5. Take the film everywhere that makes sense, and never forget about the core audience at any point along the way.
“At the Cannes market, OddLot sold ‘B-Girl’ to about 15 territories. Shortly after this, we made a deal with Screen Media to buy North American DVD and TV rights for 15 years. Screen Media sold TV rights to Showtime. At the end of 2009, we independently organized a small screening tour to promote the upcoming DVD release at the end of January. We toured cities across the country including New York, LA, San Francisco, Atlanta, Orlando, and Austin. We booked art-house theaters and timed their screenings alongside local hip hop competitions that had built-in audiences from the hip-hop and street-dance communities.

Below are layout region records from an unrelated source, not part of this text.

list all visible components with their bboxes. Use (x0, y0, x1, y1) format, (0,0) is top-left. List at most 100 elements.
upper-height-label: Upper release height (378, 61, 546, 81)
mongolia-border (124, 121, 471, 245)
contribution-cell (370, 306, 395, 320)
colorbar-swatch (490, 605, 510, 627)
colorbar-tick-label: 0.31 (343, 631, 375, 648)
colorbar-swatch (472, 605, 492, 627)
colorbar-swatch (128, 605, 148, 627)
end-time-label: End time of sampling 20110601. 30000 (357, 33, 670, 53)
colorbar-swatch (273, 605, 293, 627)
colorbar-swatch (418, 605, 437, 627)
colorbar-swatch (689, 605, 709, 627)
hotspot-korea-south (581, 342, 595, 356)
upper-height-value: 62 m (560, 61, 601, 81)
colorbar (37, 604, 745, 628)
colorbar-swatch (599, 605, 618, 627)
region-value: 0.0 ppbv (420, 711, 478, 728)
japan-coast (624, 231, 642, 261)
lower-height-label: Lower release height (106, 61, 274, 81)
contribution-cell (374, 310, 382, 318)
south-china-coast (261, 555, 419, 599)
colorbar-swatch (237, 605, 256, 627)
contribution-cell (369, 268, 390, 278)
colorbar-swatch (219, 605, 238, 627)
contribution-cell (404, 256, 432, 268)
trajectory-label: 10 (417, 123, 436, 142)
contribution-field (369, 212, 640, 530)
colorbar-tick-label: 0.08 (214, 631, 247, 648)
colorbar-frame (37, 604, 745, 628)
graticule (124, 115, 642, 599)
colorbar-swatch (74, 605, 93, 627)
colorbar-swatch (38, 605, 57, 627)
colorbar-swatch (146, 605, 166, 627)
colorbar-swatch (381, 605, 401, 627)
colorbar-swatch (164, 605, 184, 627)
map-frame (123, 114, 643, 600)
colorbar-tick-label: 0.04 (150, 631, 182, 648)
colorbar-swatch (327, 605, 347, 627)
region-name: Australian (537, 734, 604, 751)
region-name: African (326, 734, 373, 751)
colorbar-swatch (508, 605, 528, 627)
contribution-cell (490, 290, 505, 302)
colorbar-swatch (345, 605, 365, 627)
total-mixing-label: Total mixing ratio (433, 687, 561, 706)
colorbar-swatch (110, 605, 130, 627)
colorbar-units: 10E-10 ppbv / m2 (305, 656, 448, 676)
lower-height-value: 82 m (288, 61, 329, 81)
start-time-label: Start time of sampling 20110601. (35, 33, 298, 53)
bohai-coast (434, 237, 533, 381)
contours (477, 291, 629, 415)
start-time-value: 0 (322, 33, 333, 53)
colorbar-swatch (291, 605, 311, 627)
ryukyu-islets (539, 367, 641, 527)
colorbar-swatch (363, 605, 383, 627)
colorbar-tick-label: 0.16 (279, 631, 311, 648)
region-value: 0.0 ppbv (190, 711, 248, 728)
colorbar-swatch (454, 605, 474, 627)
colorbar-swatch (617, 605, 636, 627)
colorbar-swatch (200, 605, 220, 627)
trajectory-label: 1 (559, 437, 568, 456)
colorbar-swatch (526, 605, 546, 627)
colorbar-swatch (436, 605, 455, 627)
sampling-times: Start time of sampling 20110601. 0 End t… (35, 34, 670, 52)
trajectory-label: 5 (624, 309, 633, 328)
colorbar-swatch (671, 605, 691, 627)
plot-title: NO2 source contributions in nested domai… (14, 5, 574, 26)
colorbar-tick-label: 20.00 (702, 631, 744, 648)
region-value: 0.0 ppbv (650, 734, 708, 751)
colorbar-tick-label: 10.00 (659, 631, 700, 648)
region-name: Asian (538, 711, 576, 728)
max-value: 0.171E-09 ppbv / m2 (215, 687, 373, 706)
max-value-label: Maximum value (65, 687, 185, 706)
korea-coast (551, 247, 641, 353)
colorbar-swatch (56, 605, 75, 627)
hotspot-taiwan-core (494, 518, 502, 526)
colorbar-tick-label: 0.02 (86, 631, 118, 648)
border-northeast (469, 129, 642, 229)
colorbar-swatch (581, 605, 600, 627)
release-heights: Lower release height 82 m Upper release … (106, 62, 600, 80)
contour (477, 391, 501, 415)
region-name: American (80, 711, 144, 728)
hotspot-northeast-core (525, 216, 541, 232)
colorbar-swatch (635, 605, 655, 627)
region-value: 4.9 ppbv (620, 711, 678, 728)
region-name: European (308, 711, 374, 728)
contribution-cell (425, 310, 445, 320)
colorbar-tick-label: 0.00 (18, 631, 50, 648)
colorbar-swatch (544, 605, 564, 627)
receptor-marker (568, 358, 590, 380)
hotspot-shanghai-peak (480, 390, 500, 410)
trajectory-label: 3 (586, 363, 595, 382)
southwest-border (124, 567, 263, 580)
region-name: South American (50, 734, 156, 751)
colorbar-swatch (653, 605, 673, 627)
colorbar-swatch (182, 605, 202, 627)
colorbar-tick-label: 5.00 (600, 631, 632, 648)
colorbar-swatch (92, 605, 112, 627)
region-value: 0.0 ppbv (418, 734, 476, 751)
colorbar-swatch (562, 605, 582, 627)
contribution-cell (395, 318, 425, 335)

“‘B-Girl’ was released on DVD on January 26, 2010. In exchange for coordinating and funding our own promotion tour (without support from Screen Media or Showtime), [we] retained the right to sell copies on our website, though this hasn’t been as successful as we’d hoped. We also retained merchandising rights and have produced T-shirts and posters that we sell on the film’s website. We also created a special features DVD outside of the original DVD deal with Screen Media, which we package with other merchandise and sell online.”